Rojava (Kurdistan Siriano) –Prosegue il viaggio dell’attivista Giovanni Vassallo nella regione autonoma al confine tra la Siria, l’Iraq e la Turchia Dopo alcuni giorni di viaggio, Vassallo, è giunto sulla linea del “fronte” a Tel Barak.
Report del 15 ottobre…
“Il racconto dei 3 (tre) colpi di mitragliera che ho sparato sta innescando una interessante discussione. Prima due precisazioni: non ho partecipato ad uno scontro a fuoco, farci usare quell’arma è stata una cameratesca cortesia dei miliziani. Solo un espertissimo tiratore scelto, con un particolare fucile (le munizioni hanno lo stesso calibro della mitragliera) può seriamente pensare di colpire un bersaglio a due chilometri. Ma se la questione è se avrei sparato anche in una situazione reale non ho problemi a rispondere di si. Daesh a mio avviso è una minaccia per l’umanità come il nazismo e in Rojava mi pare possa sorgere una speranza se non per l’umanità almeno per il Medio Oriente.
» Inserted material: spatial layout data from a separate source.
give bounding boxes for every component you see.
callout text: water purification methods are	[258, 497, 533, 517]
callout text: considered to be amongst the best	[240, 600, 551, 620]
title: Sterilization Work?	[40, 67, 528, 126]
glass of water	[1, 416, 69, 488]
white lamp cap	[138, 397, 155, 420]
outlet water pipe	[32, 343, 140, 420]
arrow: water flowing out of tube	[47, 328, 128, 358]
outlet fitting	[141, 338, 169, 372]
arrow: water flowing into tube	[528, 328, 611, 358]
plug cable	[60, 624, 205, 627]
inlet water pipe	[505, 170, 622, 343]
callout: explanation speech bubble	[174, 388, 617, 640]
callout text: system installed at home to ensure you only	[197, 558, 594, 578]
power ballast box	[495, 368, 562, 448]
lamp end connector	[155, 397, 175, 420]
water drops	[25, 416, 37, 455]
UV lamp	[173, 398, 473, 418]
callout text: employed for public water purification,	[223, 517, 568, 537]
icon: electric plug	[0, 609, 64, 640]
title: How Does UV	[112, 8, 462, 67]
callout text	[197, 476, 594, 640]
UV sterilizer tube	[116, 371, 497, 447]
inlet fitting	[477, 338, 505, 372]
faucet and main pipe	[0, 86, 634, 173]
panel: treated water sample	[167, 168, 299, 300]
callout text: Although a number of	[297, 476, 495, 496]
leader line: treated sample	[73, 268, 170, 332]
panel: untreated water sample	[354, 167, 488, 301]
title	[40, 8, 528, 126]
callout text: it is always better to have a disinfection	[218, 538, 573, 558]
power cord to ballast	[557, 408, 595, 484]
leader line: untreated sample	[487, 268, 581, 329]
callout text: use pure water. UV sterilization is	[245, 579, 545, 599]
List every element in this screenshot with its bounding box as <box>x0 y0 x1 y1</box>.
Spero di non aver mai la necessità di sapere se ho le palle e la forza per combattere davvero, ma non possiamo negarci che a volte è giusto. Ho detto giusto non necessario. Apposta”.
Report del 14 ottobre…
“In Rojava sono molto orgogliosi del fatto che la loro rivoluzione è una rivoluzione delle donne. Come vi dicevo in un post precedente ogni carica è condivisa da due copresidenti, un uomo e una donna.
Ma è in campo militare che il cambiamento è stato più forte. Le donne combattono nelle Ypg (Unità di difesa del Popolo) e nelle Ypj (Unità di difesa delle donne).
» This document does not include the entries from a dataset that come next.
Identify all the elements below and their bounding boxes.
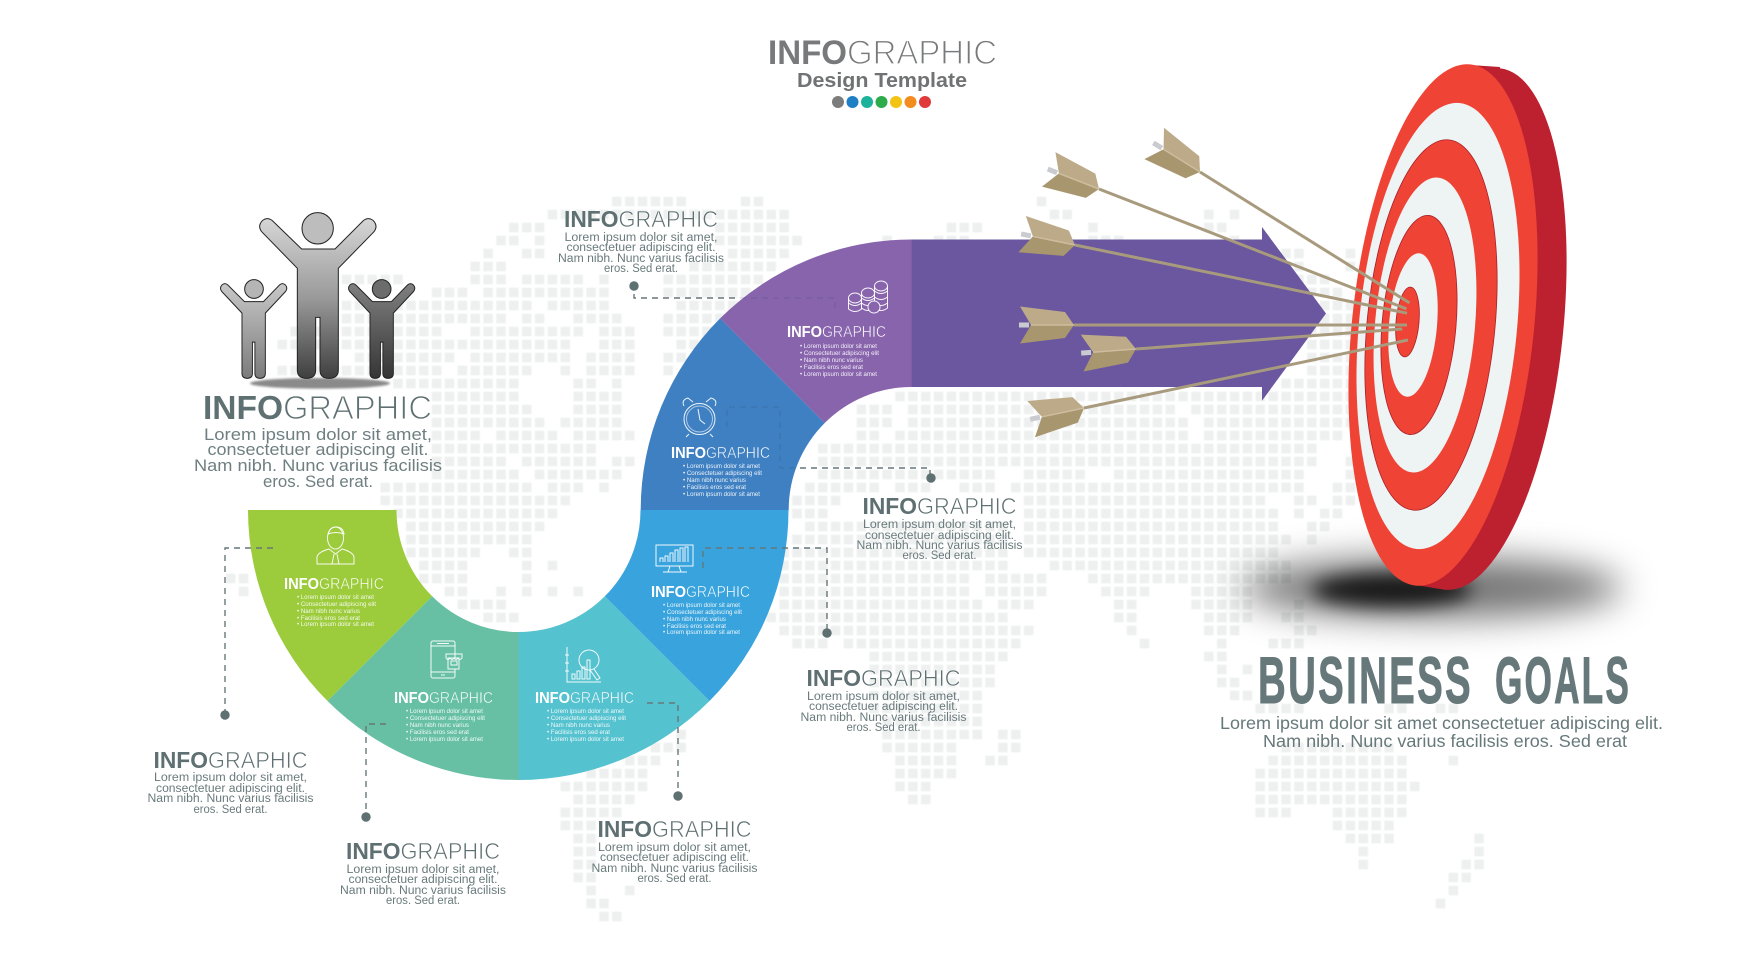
text block: step 2 caption: Nam nibh. Nunc varius facilisis	[340, 885, 506, 897]
text block: step 1 caption: Lorem ipsum dolor sit amet,	[154, 772, 307, 784]
callout leader: step 3	[647, 703, 683, 801]
panel: red target	[1325, 55, 1590, 599]
top title block	[768, 34, 997, 108]
panel: step 2 teal: • Consectetuer adipiscing elit	[406, 715, 485, 722]
icon: coin stacks	[848, 281, 888, 313]
text block: step 5 caption: consectetuer adipiscing elit.	[865, 530, 1014, 542]
arrow: bottom arrow in target	[1026, 322, 1412, 437]
text block: step 2 caption: Lorem ipsum dolor sit amet,	[346, 864, 500, 876]
callout leader: step 1	[220, 548, 273, 720]
left heading text block: eros. Sed erat.	[263, 473, 373, 491]
text block: step 4 caption: eros. Sed erat.	[846, 722, 920, 734]
text block: step 4 caption: consectetuer adipiscing elit.	[809, 701, 958, 713]
panel: step 6 purple: • Facilisis eros sed erat	[800, 364, 863, 371]
text block: step 5 caption: INFO	[862, 493, 917, 519]
panel: step 1 green: • Facilisis eros sed erat	[297, 615, 360, 622]
text block: step 1 caption: Nam nibh. Nunc varius facilisis	[148, 793, 314, 805]
panel: step 6 purple: INFO	[787, 324, 822, 341]
text block: step 4 caption	[800, 665, 967, 734]
top title block: INFO	[768, 34, 847, 72]
text block: step 5 caption	[856, 493, 1023, 562]
panel: step 4 sky blue: • Consectetuer adipiscing elit	[663, 609, 742, 616]
icon: chart and magnifier	[565, 647, 601, 682]
panel: step 4 sky blue: • Lorem ipsum dolor sit amet	[663, 629, 740, 636]
arrow: third arrow in target	[1017, 216, 1411, 331]
text block: step 6 caption: INFO	[564, 206, 618, 232]
panel: step 2 teal	[328, 596, 518, 780]
panel: business goals text: Nam nibh. Nunc varius facilisis eros. Sed erat	[1263, 731, 1627, 751]
text block: step 3 caption: eros. Sed erat.	[638, 873, 712, 885]
left heading text block: INFO	[203, 389, 283, 426]
panel: step 3 cyan: • Facilisis eros sed erat	[547, 729, 610, 736]
panel: step 5 dark blue: • Lorem ipsum dolor sit amet	[683, 491, 760, 498]
icon: monitor with bars	[656, 545, 693, 572]
text block: step 4 caption: INFO	[806, 665, 861, 691]
panel: step 5 dark blue: GRAPHIC	[706, 445, 770, 462]
text block: step 4 caption: Nam nibh. Nunc varius facilisis	[800, 712, 967, 724]
text block: step 3 caption: GRAPHIC	[652, 816, 752, 842]
text block: step 3 caption: consectetuer adipiscing elit.	[600, 852, 749, 864]
text block: step 5 caption: eros. Sed erat.	[902, 550, 976, 562]
panel: step 6 purple: • Consectetuer adipiscing elit	[800, 350, 879, 357]
arrow: top arrow in target	[1144, 127, 1419, 319]
panel: step 4 sky blue	[605, 510, 789, 701]
panel: step 1 green	[248, 510, 432, 701]
top title block: Design Template	[797, 70, 967, 92]
panel: business goals text: Lorem ipsum dolor sit amet consectetuer adipiscing elit.	[1220, 713, 1663, 733]
panel: step 2 teal: GRAPHIC	[429, 690, 493, 707]
top title block: GRAPHIC	[847, 34, 997, 72]
panel: step 6 purple	[720, 239, 912, 423]
text block: step 1 caption: INFO	[154, 747, 208, 773]
icon: family of three people	[221, 213, 415, 389]
panel: step 2 teal: • Facilisis eros sed erat	[406, 729, 469, 736]
left heading text block: Nam nibh. Nunc varius facilisis	[194, 457, 442, 475]
arrow: second arrow in target	[1041, 152, 1413, 326]
left heading text block: Lorem ipsum dolor sit amet,	[204, 426, 432, 444]
icon: businessman	[317, 527, 354, 564]
panel: step 2 teal: INFO	[394, 690, 429, 707]
text block: step 6 caption: Lorem ipsum dolor sit amet,	[564, 232, 718, 244]
panel: step 3 cyan: • Lorem ipsum dolor sit amet	[547, 736, 624, 743]
dotted world map background	[224, 202, 1486, 916]
panel: step 6 purple: GRAPHIC	[822, 324, 886, 341]
arrow: fifth arrow in target	[1080, 311, 1404, 372]
panel: step 2 teal: • Lorem ipsum dolor sit amet	[406, 736, 483, 743]
panel: step 6 purple: • Nam nibh nunc varius	[800, 357, 864, 364]
left heading text block: GRAPHIC	[283, 389, 432, 426]
text block: step 5 caption: Nam nibh. Nunc varius facilisis	[856, 540, 1023, 552]
panel: step 5 dark blue: • Facilisis eros sed erat	[683, 484, 746, 491]
panel: step 5 dark blue: • Nam nibh nunc varius	[683, 477, 747, 484]
text block: step 2 caption	[340, 838, 506, 907]
panel: step 4 sky blue: INFO	[651, 584, 686, 601]
text block: step 4 caption: Lorem ipsum dolor sit amet,	[807, 691, 960, 703]
text block: step 2 caption: INFO	[346, 838, 400, 864]
text block: step 6 caption: GRAPHIC	[618, 206, 718, 232]
text block: step 5 caption: Lorem ipsum dolor sit amet,	[863, 519, 1016, 531]
panel: step 4 sky blue: • Nam nibh nunc varius	[663, 616, 727, 623]
panel: step 5 dark blue: INFO	[671, 445, 706, 462]
panel: step 3 cyan: • Consectetuer adipiscing elit	[547, 715, 626, 722]
panel: step 2 teal: • Nam nibh nunc varius	[406, 722, 470, 729]
text block: step 3 caption: Nam nibh. Nunc varius facilisis	[592, 863, 758, 875]
text block: step 5 caption: GRAPHIC	[917, 493, 1016, 519]
text block: step 2 caption: eros. Sed erat.	[386, 895, 460, 907]
text block: step 4 caption: GRAPHIC	[861, 665, 960, 691]
left heading text block	[194, 389, 442, 491]
callout leader: step 4	[703, 548, 832, 638]
panel: step 4 sky blue: • Lorem ipsum dolor sit amet	[663, 602, 740, 609]
panel: step 3 cyan: • Nam nibh nunc varius	[547, 722, 611, 729]
panel: step 2 teal: • Lorem ipsum dolor sit amet	[406, 708, 483, 715]
text block: step 3 caption: INFO	[598, 816, 652, 842]
left heading text block: consectetuer adipiscing elit.	[208, 441, 428, 459]
icon: mobile shop	[431, 641, 462, 678]
panel: target shadow	[1242, 558, 1622, 618]
panel: business goals text: GOALS	[1495, 643, 1631, 717]
panel: step 1 green: • Consectetuer adipiscing elit	[297, 601, 376, 608]
callout leader: step 5	[727, 407, 936, 483]
text block: step 1 caption: eros. Sed erat.	[194, 804, 268, 816]
text block: step 3 caption	[592, 816, 758, 885]
panel: step 4 sky blue: GRAPHIC	[686, 584, 750, 601]
panel: step 5 dark blue	[641, 318, 825, 510]
callout leader: step 2	[361, 724, 386, 822]
panel: step 1 green: • Lorem ipsum dolor sit amet	[297, 621, 374, 628]
text block: step 6 caption: eros. Sed erat.	[604, 263, 678, 275]
panel: step 6 arrow body	[911, 227, 1326, 401]
arrow: horizontal arrow in target	[1019, 306, 1407, 344]
panel: step 3 cyan: INFO	[535, 690, 570, 707]
panel: step 3 cyan: • Lorem ipsum dolor sit amet	[547, 708, 624, 715]
text block: step 1 caption	[148, 747, 314, 816]
panel: business goals text	[1220, 643, 1663, 751]
text block: step 1 caption: consectetuer adipiscing elit.	[156, 783, 305, 795]
panel: step 4 sky blue: • Facilisis eros sed erat	[663, 623, 726, 630]
panel: step 1 green: • Nam nibh nunc varius	[297, 608, 361, 615]
panel: step 1 green: • Lorem ipsum dolor sit amet	[297, 594, 374, 601]
panel: step 6 purple: • Lorem ipsum dolor sit amet	[800, 343, 877, 350]
text block: step 3 caption: Lorem ipsum dolor sit amet,	[598, 842, 751, 854]
panel: step 1 green: GRAPHIC	[319, 576, 384, 593]
panel: step 3 cyan: GRAPHIC	[570, 690, 634, 707]
text block: step 6 caption: Nam nibh. Nunc varius facilisis	[558, 253, 724, 265]
icon: alarm clock	[683, 398, 716, 437]
text block: step 6 caption: consectetuer adipiscing elit.	[566, 242, 716, 254]
text block: step 1 caption: GRAPHIC	[208, 747, 308, 773]
panel: step 5 dark blue: • Lorem ipsum dolor sit amet	[683, 463, 760, 470]
panel: step 6 purple: • Lorem ipsum dolor sit amet	[800, 371, 877, 378]
text block: step 2 caption: GRAPHIC	[400, 838, 500, 864]
panel: business goals text: BUSINESS	[1258, 643, 1473, 717]
panel: step 3 cyan	[518, 596, 710, 780]
panel: step 1 green: INFO	[284, 576, 319, 593]
panel: step 5 dark blue: • Consectetuer adipiscing elit	[683, 470, 762, 477]
text block: step 6 caption	[558, 206, 724, 275]
text block: step 2 caption: consectetuer adipiscing elit.	[348, 874, 498, 886]
callout leader: step 6	[629, 281, 835, 313]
Non è possibile sopravvalutare l’importanza di questo fatto. Integrare le donne in un esercito significa dargli la possibilità di dare ordini agli uomini. E questo in una società tradizionalista e conservatrice è un cambiamento epocale.
Infatti le ragazze europee che hanno raggiunto il Califfato in Siria fanno le ” casalinghe disperate del Daesh”. Sposano un combattente, fanno figli, stanno in casa e postano su Facebook video di propaganda e ricette di cucina.
Senza andare tanto lontano non più di venti anni fa un collega, bigotto e cretino, si è fatto cambiare d’ufficio quando a capo di questo hanno messo una donna.
La discussione è stata interessante soprattutto per un aspetto diciamo così ” collaterale”. Ha risposto in maniera pronta ed esauriente a tutte le domande sul ruolo difensivo delle loro varie milizie. Invece è stata molto più evasiva quando si sono trattati argomenti geopolitici come l’intervento russo o la futura conquista di Raqqa, la capitale regionale di Daesh, che è a soli cinquanta km dai confini attuali della Rojava.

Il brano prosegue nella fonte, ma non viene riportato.